C’est que, comme dira son narrateur dans Une paix royale (1995), « il appartient aux grandes nations d’écrire l’Histoire. Il revient aux petites de conter, ça et là, quelques fables dont la morale est secrète, autant que si elle s’était cachée longtemps derrière une porte[102] ». Territoire extensible, en lien avec les quatre-vingts ans d’« annexion » du Congo à la Belgique, la patrie de Mertens l’est en deux sens : elle est susceptible de se réduire à zéro après avoir approché l’infini assimilable à la démesure (de la territorialité) congolaise. Il en résulte une dérision que le récit national belge n’a pas su gérer. Il s’y attaque dans Les Bons Offices à travers trois figures qui s’en disputent le primat et auxquelles le narrateur s’identifie quand il ne leur est pas comparé à titre d’insulte : Tintin pour ses aventures au Congo, Don Quichotte pour les mirages de la rédemption humanitaire et le roi des Belges pour les discours élogieux qu’il persiste à tenir sur Léopold II après la dérive de la Belgique au Congo[103].
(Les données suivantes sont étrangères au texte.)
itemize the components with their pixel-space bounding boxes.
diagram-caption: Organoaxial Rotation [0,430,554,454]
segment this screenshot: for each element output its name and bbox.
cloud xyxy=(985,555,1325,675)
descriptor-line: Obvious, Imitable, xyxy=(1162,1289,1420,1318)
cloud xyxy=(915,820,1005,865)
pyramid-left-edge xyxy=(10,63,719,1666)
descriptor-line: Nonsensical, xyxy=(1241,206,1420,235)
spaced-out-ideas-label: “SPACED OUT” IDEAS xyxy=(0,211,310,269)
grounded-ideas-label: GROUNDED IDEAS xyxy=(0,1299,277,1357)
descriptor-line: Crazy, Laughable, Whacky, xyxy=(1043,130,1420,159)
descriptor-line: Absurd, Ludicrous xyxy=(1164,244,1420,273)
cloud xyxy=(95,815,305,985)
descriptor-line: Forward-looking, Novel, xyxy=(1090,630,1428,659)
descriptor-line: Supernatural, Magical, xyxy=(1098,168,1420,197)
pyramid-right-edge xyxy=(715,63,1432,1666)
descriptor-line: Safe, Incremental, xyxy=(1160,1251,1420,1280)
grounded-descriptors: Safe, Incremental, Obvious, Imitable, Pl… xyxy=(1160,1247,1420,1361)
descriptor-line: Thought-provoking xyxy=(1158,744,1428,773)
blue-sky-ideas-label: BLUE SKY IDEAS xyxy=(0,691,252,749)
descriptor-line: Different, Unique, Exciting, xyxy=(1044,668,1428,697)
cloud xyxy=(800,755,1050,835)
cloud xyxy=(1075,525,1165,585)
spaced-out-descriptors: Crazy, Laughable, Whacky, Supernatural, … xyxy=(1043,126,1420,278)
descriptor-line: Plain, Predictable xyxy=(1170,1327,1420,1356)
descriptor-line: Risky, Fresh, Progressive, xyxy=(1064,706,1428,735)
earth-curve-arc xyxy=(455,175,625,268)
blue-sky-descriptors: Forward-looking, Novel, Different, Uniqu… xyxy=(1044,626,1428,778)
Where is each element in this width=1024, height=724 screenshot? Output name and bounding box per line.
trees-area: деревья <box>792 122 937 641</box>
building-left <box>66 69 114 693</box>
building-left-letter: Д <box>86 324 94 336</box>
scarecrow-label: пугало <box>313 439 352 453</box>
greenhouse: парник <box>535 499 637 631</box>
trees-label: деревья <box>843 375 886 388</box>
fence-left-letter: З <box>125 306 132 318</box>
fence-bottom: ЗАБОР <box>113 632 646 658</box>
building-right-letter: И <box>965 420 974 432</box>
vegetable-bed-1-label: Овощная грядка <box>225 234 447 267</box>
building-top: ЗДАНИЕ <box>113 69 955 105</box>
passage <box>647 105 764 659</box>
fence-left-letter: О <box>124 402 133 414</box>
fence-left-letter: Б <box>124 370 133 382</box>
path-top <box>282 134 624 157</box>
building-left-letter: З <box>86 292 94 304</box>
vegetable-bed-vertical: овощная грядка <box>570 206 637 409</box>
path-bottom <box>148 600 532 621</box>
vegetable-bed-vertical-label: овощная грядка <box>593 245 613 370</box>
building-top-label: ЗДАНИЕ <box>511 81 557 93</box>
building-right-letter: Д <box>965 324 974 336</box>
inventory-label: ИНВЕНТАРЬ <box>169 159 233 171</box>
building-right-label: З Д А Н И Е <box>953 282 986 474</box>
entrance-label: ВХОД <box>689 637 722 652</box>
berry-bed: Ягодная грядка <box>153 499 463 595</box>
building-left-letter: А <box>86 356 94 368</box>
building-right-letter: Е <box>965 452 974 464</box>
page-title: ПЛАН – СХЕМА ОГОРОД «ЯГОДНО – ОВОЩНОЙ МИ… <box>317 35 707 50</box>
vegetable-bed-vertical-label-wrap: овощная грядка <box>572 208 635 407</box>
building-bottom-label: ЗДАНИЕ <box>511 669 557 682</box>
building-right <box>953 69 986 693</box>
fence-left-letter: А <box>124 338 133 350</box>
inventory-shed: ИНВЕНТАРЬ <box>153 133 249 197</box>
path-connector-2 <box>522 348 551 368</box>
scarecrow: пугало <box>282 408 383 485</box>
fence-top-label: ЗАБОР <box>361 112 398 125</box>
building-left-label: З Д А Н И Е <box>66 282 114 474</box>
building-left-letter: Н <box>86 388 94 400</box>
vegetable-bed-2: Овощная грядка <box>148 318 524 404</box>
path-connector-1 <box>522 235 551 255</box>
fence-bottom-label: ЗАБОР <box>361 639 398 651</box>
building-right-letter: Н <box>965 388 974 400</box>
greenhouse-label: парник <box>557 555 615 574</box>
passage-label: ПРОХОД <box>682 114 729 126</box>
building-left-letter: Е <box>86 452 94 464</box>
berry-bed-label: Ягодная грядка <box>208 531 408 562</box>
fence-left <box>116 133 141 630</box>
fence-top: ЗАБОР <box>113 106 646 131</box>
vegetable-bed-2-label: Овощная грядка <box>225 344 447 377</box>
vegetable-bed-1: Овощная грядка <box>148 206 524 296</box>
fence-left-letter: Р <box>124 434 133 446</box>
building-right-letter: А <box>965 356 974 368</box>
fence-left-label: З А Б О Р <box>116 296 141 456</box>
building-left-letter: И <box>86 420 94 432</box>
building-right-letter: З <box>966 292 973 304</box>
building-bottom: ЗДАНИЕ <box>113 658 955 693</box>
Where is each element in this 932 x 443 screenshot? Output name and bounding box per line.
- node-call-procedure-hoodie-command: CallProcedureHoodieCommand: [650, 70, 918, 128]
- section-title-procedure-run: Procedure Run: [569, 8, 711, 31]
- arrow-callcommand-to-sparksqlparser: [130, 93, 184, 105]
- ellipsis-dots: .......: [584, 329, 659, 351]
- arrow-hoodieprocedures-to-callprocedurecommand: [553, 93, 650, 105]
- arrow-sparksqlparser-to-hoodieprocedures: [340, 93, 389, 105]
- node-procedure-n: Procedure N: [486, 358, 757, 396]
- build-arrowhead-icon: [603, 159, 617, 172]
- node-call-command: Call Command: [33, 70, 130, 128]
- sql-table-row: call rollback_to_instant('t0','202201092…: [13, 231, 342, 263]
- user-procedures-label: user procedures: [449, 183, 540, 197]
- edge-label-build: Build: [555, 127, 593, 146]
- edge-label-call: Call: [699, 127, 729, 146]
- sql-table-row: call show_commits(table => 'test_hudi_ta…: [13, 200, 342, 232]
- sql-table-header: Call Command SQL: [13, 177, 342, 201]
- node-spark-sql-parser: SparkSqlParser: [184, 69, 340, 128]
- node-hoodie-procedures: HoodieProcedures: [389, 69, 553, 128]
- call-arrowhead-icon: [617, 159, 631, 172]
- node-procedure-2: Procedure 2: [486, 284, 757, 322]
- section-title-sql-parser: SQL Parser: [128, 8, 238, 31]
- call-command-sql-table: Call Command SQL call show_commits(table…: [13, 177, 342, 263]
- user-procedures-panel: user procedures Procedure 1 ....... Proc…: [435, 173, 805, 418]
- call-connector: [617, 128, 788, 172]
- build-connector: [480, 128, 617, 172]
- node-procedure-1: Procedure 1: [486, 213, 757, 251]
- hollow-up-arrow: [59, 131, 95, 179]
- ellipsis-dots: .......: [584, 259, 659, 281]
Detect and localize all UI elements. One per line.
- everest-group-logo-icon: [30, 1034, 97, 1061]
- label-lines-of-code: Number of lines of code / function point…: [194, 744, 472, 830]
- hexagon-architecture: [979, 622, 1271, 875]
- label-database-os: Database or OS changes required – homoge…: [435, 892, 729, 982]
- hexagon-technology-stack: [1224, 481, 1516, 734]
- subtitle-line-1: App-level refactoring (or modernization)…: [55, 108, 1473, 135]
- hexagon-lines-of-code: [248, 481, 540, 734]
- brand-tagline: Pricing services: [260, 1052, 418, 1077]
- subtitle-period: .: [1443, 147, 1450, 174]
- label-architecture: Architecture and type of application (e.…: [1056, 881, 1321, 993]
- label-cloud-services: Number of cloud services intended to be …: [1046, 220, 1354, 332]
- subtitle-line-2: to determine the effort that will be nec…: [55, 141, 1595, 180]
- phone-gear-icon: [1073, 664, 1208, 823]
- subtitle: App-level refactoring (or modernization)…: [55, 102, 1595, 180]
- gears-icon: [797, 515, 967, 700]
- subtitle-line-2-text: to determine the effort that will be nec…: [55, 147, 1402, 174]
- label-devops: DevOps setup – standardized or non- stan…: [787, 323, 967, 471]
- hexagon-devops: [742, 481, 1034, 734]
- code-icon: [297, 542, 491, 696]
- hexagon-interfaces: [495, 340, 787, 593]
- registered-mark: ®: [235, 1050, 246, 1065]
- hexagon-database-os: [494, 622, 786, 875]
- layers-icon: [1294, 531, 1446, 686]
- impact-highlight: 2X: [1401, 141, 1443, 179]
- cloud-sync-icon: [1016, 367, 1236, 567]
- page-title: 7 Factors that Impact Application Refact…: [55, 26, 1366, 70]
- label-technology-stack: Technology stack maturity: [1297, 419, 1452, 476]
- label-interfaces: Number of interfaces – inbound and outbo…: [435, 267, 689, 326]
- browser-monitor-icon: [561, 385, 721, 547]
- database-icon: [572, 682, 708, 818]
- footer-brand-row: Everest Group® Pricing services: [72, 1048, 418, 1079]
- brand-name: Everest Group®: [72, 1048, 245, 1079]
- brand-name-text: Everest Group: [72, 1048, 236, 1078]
Ce que Mertens entreprend dès 1974, c’est de mettre en évidence le rôle essentiel joué par l’imagination dans la construction du passé historique. Le Congo, qui fait partie du réel francophone de Belgique, demandait la mise en place d’une histoire poïétique permettant de montrer comment se fabrique le réel. Pour situer la traversée du désert accomplie par Mertens ainsi que par Lippert et Adam après lui, rappelons qu’au registre des lettres nobles, le Congo avait inspiré au cofondateur de La Jeune Belgique, Max Waller, un roman, Brigitte Austin, marqué par un rejet viscéral, inaugurant, selon Pierre Halen, « le long déni dont le Congo fera[it] l’objet dans le système littéraire belge[104] ». La publication par Waller de la Correspondance d’Afrique de son frère procèderait elle aussi, en fin de compte, d’une disposition à « tourner le dos à l’Ailleurs[105] ». Depuis lors, la matière belgo-congolaise a pu être ressentie comme un passage obligé. Il en est ainsi, selon ses dires, de l’auteur des Couleurs de la nuit (2010), Stéphane Lambert, qui, après avoir évoqué le comportement des foules à l’exposition coloniale de Tervueren en 1897[106], fait ressortir les ténèbres intérieures que la descente du fleuve Congo avait révélées à Joseph Conrad au tournant du XXe siècle[107]. Au coeur des ténèbres (1902) est plus amplement revisité par Jean-Pierre Orban dans Des îles, un océan (2018) dont le titre rappelle un leitmotiv de « La descente du Congo » (1952) de Marie Gevers. L’accent est mis sur le tribalisme européen – Anglais blaguant sur le dos des francophones – autour d’une filiation manquée qui porte un jeune protagoniste franco-belge sur les traces de l’explorateur du Congo Henry Morton Stanley, comme sa mère l’avait été, dans sa descente du fleuve, sur celles d’un tiers-mondiste belge, père de l’enfant, parti à l’aventure à Kisangani et mort là-bas lors des tueries qui accompagnèrent l’opération Dragon rouge. Une ombre est sinon perceptible au tableau de l’écrivain minimaliste Jean-Philippe Toussaint, fils du journaliste qui couvrit les événements autour de l’indépendance du Congo. Je pense au nom « Zaïre » donné à un cheval récalcitrant dans La Vérité sur Marie. Traces certes ténues, mais pertinentes et impertinentes, d’une petite Belgique aux prises, dans les conduites créatrices de ses écrivains, avec la démesure d’un Congo réel et imaginaire échappant à la symbolisation.